The Glass Wall

Three generations after the Holocaust, my family still hadn’t healed

T
he Holocaust ended over 70 years ago, but the lingering trauma is still bleeding into the third generation. My paternal grandfather endured suffering he never spoke about. The little we know is that he spent years in the camps and lost a wife and three children.
My grandmother survived by hiding with gentile neighbors. At the age of 15, she spent some of the war years crouched in a tiny attic. She, too, didn’t talk about it.
Raised by two Holocaust survivors, my father grew up in a home where emotion was frightening. Lest it be unleashed and become uncontrollable, it was locked under deep layers of years and silence. To survive his childhood, my father developed a shield of armor. He was emotionally impenetrable.
My father rarely made direct eye contact, even with his children. He would glance at me for a second, but then look away. Meeting someone’s gaze meant exposing something of yourself. Feelings were dangerous. If you kissed the baby too much, you were spoiling her. “I’m proud of you,” was not in the lexicon; “I love you,” certainly wasn’t. I don’t remember my father ever laughing. If something amused him, he would lift his mouth into a small smile, at most.
My mother’s parents were not survivors, but they endured hardships of their own. In their house, feelings were viewed as indulgent and shameful, and accordingly shunned. You did what you had to do, and that was that. You had to be tough to get through in life.
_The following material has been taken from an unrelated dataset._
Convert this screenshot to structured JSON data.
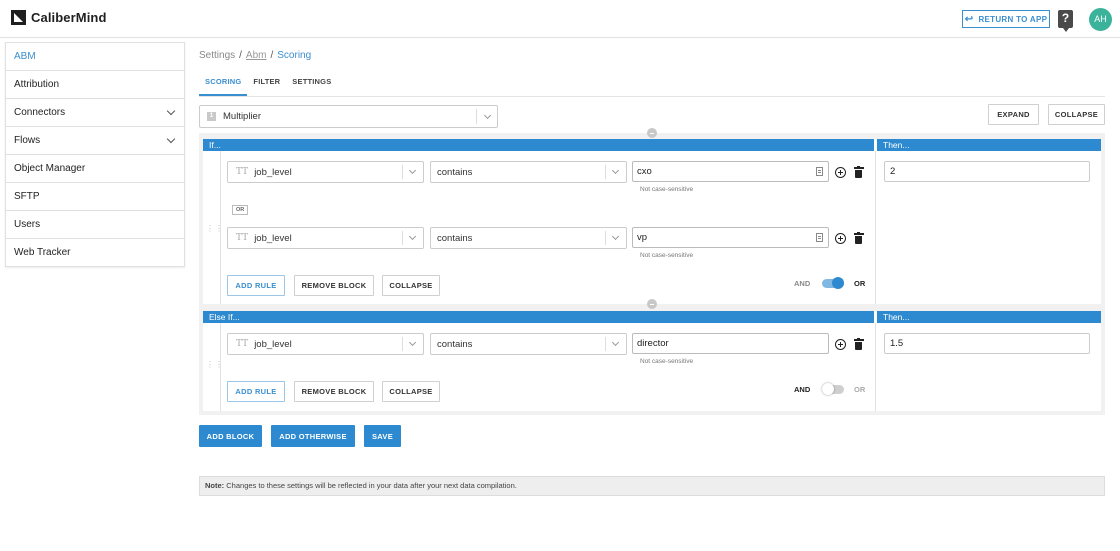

So what became of us, the third generation? Growing up in the late 90s, I lived in a home where emotion was nonexistent. You talked about things and happenings and ideas, but never feelings. Love, fear, and sadness didn’t exist. It was almost inappropriate to mention such feelings. And you didn’t dare make yourself vulnerable. The most you could feel perhaps was content, but certainly not insecure, excited, confused, or any other colors in the rainbow of emotions.